So what's next for Army Sgt. Bowe Bergdahl, who remains formally stationed with Army North at Ft. Sam Houston, now that he has pled guilty to serious charges relating to his abandonment of his post in Afghanistan in 2009?
News Radio 1200 WOAI reports Bergdahl will now face what the Uniform Code of Military Justice calls a 'pre sentence trial' starting next Monday at Ft. Bragg North Carolina.
Geoffrey Corn, a retired U.S. Army lawyer who is now a professor at the South Texas College of Law in Houston, says the military judge, Col. Jeffrey Nance, will call witnesses from both sides, including potentially three soldiers who were wounded, two of whom suffering life changing wounds, while searching for Bergdahl.
But Corn says Bergdahl's lawyers can present testimony about Bergdahl's torture at the hands of the Taliban during five years of captivity, torture which has been described as worse than the treatment suffered by U.S. troops in the infamous 'Hanoi Hilton' prison came in North Vietnam.
Bergdahl was beaten, starved, and held in a tiny 'tiger cage' for years by the Taliban, and Corn says Judge Nance will hear about the PTSD and other effects it had on Bergdahl.
"Expert witnesses to talk about the suffering he endured as a captive and the effect it had on him mentally," Corn said. "They can also talk about Bergdahl's plans for the future, and how he will become a productive member of society after his punishment."
Corn says it is surprising that Bergdahl agreed to plead guilty to Desertion and Misbehavior Before the Enemy without a sentence agreement on the table, but he says it could be an expression of accepting responsibility, and willingness to throw himself on the mercy of the court.
He says Bergdahl's lawyers may have reached an understanding with Bergdahl's commander on the range of sentencing. Col. Nance won't know that during the sentencing hearing, but any sentence he hands down will then be compared with any agreement with the presiding officer, and will have to be the lesser of the two.

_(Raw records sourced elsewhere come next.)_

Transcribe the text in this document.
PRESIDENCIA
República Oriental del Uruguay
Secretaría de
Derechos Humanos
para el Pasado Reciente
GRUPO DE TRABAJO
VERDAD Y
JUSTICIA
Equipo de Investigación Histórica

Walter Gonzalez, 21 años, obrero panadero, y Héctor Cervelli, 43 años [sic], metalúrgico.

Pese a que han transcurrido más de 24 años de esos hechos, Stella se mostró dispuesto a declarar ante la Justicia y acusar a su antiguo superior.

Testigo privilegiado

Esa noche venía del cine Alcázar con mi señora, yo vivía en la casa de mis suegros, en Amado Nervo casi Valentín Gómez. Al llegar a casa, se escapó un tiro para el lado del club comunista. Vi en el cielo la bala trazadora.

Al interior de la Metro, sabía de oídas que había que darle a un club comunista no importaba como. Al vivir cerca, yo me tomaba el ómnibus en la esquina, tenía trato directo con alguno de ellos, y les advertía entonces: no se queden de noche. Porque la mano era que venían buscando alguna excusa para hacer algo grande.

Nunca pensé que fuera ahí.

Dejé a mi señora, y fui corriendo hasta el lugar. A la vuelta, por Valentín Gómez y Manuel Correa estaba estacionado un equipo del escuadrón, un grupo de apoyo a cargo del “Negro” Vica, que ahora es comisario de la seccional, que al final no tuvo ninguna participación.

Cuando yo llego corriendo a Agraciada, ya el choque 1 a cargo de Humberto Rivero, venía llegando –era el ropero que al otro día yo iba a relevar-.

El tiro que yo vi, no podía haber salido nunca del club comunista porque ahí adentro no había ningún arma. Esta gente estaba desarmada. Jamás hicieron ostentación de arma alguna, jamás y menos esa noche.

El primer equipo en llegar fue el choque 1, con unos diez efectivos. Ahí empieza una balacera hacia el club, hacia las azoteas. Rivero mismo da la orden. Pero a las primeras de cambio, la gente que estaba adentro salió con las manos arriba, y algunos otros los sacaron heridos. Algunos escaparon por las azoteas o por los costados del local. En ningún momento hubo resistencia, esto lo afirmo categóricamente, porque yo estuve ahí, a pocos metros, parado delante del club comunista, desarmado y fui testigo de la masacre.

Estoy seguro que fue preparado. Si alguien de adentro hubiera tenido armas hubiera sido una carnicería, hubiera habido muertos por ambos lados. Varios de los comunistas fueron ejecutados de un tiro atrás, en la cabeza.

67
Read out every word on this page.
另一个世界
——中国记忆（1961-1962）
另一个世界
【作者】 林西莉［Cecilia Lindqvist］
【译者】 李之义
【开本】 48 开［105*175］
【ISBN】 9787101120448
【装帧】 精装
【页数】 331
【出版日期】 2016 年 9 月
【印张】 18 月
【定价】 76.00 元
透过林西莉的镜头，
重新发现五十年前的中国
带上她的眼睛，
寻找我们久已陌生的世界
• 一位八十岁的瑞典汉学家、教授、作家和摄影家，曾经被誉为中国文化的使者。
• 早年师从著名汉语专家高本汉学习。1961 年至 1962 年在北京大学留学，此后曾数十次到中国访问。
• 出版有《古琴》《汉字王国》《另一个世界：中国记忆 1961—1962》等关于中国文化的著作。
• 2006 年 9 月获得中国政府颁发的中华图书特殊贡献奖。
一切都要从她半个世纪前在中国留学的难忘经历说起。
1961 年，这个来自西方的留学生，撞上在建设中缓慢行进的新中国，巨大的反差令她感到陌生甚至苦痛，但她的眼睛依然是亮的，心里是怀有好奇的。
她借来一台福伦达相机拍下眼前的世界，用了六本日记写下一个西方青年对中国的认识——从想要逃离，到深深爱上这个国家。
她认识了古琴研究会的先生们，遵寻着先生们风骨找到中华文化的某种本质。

Corn says there is no doubt in his mind that in addition to a Dishonorable Discharge, which is a serious punishment in and of itself and can only be handed out after a conviction at a court martial, he says prison time for Bergdahl is a 'certainty.'
"From a retribution perspective, the people who put their lives in jeopardy trying to find him are entitled to see a level of punishment that is appropriate for his misconduct," he said
.But Corn does not expect to see the maximum punishment, which is life in prison. He says in many ways the UCMJ is more lenient in punishment than civilian courts. Military juries are even ordered 'not to hand down excessive punishment.'
"If I were a betting man, I would say a Dishonorable Discharge and somewhere between three and five years confinement."
The pre sentencing trial begins on Monday.